P 172.10.0.5/32, 1 successors, FD is 149504, serno 19
        via 10.10.13.3 (149504/146944), POS2/0


Successor

The successor is the forwarding path (best route) used to reach the destination prefix. The cost of this path is equal to the FD. For example, for the destination prefix 10.10.45.0/24 from the topology table(show ip eigrp topology), there are 2 successors i.e. best equal-cost paths to the destination. The prefix also has an FS via 10.10.14.4.

P 10.10.45.0/24, 2 successors, FD is 2174976
        via 10.10.12.2 (2174976/2172416), FastEthernet1/0
        via 10.10.13.3 (2174976/2172416), POS2/0
        via 10.10.14.4 (2681856/2169856), Serial3/0


Feasible Successor

The Feasible Successor (FS) is an alternative loop-free path to reach the destination Prefix. For example, in the below output from the topology table(show ip eigrp topology), the last path is Feasible Successor (FS).

P 10.10.45.0/24, 2 successors, FD is 2174976
        via 10.10.12.2 (2174976/2172416), FastEthernet1/0
        via 10.10.13.3 (2174976/2172416), POS2/0
        via 10.10.14.4 (2681856/2169856), Serial3/0

 

Condition to become a Feasible Successor

The condition for a path to qualify as an Feasible Successor it that the next-hop router must have an AD less (strictly) than the FD of the current successor route for the particular prefix. Equal AD and FD values also don't meet the condition. For example, in the below output for prefix 10.10.0.45/24 from the topology table, the last path is FS because it qualifies the condition. AD value 2169856 is less than the FD of Successor paths (2174976).

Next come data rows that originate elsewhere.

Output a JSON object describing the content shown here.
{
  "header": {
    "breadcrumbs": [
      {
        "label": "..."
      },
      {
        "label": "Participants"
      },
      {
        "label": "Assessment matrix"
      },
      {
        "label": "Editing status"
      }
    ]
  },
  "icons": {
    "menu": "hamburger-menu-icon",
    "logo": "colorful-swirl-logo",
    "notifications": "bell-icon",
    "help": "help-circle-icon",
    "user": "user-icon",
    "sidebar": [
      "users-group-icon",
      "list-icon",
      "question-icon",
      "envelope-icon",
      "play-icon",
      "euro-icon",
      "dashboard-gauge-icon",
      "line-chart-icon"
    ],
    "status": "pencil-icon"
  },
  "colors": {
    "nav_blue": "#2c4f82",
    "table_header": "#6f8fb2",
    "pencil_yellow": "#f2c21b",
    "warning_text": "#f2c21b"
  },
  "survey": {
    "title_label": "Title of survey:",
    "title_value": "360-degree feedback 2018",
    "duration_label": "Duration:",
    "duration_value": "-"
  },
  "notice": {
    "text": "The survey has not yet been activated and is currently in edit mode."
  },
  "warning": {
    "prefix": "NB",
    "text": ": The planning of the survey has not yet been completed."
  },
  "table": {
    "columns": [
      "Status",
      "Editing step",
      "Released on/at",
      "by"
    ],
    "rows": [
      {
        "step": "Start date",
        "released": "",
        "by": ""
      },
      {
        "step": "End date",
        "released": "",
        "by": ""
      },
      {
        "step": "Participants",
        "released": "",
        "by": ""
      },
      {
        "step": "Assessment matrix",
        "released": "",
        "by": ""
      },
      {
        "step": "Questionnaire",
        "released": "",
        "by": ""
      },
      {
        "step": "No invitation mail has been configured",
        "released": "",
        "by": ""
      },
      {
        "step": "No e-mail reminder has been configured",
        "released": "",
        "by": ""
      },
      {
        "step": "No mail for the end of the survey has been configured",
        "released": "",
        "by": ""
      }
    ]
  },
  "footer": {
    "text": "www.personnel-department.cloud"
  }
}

P 10.10.45.0/24, 2 successors, FD is 2174976
        via 10.10.12.2 (2174976/2172416), FastEthernet1/0
        via 10.10.13.3 (2174976/2172416), POS2/0
        via 10.10.14.4 (2681856/2169856), Serial3/0

For prefix 172.10.0.5/32, there is only one Successor, but no Feasible Successors because the last 2 paths don't qualify the condition to become FS.  The AD values 156160 and 2297856 are higher compared to FD 149504 of the Successor path.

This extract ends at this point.